C'est un appel à l'unité et aux bonnes volontés, de tous bords, qu'a lancé ce mardi Laurence Parisot, la présidente du Medef, pour garantir la croissance des PME, des TPE et des ETI (entreprises de taille intermédiaire). Pour ce faire, elle propose 8 mesures ayant trait au financement, à la fiscalité, à la complexité administrative et à la création d'emplois qui passe « essentiellement » par ces entreprises. Rappelant que la régulation prudentielle de Bâle III ou de Solvency II va « limiter les offres de crédits des banques aux entreprises », le Medef souhaite travailler avec Nyse-Euronext pour « créer des plates-formes qui favorisent l'accès à la Bourse des PME et ETI », notamment le marché obligataire.

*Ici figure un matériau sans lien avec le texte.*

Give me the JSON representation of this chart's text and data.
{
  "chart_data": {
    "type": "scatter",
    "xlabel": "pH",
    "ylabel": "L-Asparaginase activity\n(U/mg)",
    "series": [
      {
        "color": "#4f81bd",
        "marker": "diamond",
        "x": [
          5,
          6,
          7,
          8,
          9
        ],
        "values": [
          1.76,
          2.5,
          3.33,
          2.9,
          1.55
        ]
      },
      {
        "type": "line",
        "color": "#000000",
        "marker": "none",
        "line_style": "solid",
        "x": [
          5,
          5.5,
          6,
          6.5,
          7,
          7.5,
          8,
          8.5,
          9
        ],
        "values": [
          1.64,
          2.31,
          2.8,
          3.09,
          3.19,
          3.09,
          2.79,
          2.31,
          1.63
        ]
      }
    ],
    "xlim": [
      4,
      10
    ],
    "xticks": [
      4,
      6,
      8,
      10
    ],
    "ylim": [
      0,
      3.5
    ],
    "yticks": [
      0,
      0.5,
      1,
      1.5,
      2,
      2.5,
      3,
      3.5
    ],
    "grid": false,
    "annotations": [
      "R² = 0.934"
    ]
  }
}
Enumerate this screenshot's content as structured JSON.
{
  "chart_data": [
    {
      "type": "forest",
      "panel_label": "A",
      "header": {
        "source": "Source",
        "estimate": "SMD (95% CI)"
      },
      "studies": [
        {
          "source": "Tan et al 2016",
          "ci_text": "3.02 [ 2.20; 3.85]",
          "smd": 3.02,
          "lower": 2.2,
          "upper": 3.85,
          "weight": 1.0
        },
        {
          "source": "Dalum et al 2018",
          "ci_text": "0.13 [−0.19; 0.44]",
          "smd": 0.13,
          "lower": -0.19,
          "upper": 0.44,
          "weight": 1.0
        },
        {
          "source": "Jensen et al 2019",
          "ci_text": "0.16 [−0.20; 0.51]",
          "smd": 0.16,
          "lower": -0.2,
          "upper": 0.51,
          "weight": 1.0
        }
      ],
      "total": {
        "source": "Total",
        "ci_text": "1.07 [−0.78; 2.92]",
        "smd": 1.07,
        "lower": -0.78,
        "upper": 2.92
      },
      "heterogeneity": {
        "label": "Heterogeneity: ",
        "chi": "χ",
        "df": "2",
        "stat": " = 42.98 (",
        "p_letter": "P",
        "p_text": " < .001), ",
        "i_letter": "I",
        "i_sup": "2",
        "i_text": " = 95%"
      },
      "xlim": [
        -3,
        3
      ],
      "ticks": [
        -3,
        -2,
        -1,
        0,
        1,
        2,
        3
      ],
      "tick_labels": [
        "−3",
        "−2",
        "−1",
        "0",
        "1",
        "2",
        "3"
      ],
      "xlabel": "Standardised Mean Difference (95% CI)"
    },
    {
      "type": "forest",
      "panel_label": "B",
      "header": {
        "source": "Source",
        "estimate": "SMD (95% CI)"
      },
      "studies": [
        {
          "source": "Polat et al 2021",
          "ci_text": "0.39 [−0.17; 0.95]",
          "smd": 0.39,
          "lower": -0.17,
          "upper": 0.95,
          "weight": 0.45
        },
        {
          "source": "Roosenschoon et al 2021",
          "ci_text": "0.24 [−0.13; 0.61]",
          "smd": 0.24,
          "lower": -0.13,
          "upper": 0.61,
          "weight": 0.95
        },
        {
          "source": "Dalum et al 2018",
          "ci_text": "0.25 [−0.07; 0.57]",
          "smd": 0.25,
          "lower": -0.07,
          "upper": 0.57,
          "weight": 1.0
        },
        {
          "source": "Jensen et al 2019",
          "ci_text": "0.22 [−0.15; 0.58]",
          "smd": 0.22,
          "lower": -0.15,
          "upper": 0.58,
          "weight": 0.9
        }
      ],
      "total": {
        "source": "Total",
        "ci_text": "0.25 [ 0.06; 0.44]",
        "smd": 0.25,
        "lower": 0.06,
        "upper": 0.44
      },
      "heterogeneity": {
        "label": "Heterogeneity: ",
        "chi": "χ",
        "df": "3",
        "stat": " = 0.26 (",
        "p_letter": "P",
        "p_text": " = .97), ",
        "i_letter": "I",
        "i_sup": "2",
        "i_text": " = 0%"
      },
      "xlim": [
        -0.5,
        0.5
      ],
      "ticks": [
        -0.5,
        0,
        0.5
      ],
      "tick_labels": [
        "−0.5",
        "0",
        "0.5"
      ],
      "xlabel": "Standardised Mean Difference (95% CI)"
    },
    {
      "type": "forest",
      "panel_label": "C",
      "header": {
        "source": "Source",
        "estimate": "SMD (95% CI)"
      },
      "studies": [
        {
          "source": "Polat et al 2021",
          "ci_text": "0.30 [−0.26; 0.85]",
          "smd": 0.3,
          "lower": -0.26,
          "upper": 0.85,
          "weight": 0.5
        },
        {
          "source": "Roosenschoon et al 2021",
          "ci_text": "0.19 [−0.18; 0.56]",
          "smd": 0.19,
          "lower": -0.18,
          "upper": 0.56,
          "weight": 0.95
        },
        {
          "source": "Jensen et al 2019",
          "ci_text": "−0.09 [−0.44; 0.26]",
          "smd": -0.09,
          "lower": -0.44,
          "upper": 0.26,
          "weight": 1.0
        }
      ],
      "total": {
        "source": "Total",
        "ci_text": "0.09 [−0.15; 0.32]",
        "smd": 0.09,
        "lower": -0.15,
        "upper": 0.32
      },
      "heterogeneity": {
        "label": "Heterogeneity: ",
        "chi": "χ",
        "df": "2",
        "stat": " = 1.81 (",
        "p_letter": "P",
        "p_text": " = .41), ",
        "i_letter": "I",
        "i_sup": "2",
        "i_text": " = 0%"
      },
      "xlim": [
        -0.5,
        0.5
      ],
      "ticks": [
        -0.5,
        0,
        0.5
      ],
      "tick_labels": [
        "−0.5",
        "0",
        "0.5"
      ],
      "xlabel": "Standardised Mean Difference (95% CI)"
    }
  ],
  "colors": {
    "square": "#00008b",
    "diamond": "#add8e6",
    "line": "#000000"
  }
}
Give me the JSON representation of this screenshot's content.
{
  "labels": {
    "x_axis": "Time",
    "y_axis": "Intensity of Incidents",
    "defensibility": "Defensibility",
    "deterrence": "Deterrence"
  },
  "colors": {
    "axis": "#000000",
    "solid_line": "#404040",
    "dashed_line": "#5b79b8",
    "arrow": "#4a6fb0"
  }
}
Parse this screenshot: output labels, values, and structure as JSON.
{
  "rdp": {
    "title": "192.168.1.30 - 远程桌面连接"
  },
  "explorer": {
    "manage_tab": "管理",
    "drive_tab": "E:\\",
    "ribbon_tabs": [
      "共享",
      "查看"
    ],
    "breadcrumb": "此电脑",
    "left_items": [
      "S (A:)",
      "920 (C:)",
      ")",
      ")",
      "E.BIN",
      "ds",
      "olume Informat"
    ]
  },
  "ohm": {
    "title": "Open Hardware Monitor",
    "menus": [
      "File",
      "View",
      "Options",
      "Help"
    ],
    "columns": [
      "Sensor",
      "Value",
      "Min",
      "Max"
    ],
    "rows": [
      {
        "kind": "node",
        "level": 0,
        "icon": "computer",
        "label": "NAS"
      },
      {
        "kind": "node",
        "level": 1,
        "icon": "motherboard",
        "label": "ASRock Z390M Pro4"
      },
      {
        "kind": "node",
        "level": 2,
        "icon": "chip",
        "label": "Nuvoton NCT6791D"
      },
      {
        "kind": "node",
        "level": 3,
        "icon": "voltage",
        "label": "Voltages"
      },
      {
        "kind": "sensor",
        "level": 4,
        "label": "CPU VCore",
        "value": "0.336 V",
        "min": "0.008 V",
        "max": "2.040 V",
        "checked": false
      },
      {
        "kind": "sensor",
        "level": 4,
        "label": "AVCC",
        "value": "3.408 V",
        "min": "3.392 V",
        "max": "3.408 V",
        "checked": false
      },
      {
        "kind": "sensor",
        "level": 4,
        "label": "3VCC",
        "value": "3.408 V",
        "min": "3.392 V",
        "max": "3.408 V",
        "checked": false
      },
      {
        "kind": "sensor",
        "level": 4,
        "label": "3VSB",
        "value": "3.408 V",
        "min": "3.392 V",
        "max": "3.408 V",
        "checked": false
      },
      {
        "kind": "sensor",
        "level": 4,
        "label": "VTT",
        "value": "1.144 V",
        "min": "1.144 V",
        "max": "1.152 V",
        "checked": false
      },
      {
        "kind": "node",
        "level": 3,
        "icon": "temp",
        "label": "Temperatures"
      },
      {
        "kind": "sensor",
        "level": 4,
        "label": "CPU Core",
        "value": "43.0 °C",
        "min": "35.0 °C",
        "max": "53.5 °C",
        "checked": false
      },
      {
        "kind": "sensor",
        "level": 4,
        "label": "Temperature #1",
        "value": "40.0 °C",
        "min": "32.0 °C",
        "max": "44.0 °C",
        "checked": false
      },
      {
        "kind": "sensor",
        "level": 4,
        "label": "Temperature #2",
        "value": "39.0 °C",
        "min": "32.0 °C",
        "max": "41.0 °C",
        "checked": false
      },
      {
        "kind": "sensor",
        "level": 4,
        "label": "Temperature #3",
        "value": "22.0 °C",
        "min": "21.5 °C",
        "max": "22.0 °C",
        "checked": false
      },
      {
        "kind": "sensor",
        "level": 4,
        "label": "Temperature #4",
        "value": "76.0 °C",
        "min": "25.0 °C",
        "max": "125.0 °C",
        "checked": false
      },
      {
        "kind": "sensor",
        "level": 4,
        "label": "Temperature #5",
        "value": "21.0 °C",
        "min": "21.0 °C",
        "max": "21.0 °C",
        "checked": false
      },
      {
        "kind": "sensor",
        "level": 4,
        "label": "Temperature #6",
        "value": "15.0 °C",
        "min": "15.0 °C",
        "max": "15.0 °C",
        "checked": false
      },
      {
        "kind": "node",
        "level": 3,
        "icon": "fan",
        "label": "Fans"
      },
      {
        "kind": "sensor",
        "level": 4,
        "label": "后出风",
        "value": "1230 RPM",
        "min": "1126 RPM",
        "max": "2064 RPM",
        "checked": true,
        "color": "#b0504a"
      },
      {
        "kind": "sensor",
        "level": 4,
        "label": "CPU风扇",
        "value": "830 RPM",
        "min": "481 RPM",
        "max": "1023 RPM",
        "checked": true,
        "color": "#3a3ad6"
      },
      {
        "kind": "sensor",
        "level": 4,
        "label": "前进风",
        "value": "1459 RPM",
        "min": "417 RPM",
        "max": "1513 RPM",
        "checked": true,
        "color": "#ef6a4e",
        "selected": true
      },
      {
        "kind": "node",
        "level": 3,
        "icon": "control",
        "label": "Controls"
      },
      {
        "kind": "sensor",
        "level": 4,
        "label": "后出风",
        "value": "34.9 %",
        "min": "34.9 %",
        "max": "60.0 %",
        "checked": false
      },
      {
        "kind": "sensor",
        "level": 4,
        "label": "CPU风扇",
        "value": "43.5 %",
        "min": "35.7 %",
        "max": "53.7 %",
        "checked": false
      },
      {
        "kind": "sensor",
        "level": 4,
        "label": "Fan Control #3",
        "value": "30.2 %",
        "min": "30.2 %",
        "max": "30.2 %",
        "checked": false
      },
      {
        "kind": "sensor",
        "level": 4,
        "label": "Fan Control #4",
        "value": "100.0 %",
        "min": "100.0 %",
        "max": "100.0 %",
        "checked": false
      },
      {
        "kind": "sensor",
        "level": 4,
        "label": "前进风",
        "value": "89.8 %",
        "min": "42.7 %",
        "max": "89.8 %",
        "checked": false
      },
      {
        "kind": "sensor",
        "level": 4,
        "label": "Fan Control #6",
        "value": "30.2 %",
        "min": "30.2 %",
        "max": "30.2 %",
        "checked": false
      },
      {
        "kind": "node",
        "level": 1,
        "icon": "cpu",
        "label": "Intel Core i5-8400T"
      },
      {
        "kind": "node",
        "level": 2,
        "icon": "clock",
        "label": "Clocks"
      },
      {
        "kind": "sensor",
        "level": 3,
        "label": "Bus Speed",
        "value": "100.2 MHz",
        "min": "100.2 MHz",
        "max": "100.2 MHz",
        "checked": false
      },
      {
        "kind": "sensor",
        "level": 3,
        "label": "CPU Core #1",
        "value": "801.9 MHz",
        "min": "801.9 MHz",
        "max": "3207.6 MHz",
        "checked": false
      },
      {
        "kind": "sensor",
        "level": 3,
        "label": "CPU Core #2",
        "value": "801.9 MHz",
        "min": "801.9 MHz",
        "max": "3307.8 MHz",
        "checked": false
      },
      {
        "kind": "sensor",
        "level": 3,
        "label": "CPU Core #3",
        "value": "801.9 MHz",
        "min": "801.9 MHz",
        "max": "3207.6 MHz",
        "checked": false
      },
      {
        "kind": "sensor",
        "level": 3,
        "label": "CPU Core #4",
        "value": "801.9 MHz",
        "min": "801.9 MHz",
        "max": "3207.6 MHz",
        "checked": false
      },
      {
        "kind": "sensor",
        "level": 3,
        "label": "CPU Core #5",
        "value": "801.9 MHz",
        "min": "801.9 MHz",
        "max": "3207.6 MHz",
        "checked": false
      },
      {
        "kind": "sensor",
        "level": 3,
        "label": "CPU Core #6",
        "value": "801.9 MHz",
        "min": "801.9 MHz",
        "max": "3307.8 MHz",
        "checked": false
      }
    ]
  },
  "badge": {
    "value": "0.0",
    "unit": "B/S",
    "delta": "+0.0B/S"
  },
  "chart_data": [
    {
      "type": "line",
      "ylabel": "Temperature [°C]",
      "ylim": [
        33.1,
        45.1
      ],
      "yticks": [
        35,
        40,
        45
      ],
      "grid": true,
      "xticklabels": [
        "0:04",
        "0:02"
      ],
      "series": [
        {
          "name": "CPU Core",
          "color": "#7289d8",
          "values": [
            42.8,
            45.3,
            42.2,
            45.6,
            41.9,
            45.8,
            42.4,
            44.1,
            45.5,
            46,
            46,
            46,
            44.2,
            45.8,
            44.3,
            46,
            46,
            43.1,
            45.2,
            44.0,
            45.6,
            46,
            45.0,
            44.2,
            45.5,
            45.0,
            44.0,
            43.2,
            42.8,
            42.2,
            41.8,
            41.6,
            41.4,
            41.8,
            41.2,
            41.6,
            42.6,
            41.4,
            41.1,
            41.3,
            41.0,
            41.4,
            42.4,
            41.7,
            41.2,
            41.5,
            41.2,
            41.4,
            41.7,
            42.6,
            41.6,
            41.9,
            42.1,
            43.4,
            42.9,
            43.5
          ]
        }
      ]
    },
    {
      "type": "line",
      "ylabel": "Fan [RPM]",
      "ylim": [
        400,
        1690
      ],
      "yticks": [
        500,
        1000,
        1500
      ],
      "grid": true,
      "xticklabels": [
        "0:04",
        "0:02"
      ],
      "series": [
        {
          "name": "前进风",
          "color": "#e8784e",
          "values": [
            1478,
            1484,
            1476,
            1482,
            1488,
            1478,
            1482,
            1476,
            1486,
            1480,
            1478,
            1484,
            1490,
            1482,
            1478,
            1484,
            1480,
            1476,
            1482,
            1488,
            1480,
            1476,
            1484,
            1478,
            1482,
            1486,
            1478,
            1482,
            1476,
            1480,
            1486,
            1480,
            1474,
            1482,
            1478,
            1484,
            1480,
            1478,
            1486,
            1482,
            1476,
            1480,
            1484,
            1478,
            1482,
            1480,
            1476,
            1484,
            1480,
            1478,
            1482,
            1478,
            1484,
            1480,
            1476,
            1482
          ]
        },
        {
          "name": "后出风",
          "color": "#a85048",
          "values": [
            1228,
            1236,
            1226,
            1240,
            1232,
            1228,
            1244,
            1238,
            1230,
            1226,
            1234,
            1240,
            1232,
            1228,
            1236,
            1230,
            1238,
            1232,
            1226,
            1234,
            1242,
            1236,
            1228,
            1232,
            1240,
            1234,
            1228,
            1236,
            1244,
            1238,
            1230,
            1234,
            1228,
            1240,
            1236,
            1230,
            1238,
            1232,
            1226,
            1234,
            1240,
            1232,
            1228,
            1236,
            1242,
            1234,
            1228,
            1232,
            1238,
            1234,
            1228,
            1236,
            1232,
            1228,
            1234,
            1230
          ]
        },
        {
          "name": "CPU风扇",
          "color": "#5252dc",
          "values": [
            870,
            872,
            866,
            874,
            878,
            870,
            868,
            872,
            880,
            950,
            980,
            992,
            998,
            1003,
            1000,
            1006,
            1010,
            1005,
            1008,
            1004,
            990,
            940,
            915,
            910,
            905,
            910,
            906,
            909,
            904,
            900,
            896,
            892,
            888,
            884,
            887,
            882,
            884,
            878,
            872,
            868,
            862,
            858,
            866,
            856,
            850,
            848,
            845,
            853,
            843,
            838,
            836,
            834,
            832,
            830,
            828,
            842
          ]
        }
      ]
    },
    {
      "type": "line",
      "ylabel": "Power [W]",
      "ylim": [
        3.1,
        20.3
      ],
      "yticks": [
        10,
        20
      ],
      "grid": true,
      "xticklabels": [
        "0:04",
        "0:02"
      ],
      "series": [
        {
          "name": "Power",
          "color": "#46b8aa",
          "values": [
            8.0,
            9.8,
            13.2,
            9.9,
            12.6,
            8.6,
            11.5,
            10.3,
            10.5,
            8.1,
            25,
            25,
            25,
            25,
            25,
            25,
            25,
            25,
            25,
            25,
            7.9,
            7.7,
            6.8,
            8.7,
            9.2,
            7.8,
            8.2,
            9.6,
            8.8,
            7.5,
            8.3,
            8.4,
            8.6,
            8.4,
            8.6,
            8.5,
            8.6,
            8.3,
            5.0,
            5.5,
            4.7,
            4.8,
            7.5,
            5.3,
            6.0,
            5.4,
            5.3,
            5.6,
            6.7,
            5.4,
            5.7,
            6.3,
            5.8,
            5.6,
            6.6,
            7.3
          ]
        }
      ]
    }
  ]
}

Dans le registre fiscal, la présidente du Medef demande aux collectivités locales de geler deux taxes : la TLPE (taxe locale sur les enseignes et publicités extérieures) et la taxe transports que « certaines communautés de communes envisagent d'augmenter dans des proportions inadmissibles », explique-t-elle. Dans le même esprit, le Medef demande au gouvernement d'ajourner les dispositions envisagées sur la révision des valeurs locatives dont une nouvelle étape était prévue en 2012 et souhaite que ce dossier « ne soit pas réouvert tant que nous ne sommes pas sortis de la crise ».

L'extension du champ d'application de l'impôt sur les sociétés à taux réduit pour un certain nombre de PME est une autre proposition fiscale du Medef. Concrètement, celui-ci propose de faire passer le seuil de chiffres d'affaires pour l'IS à taux réduit de 7,6 millions d'euros à 10 millions d'euros.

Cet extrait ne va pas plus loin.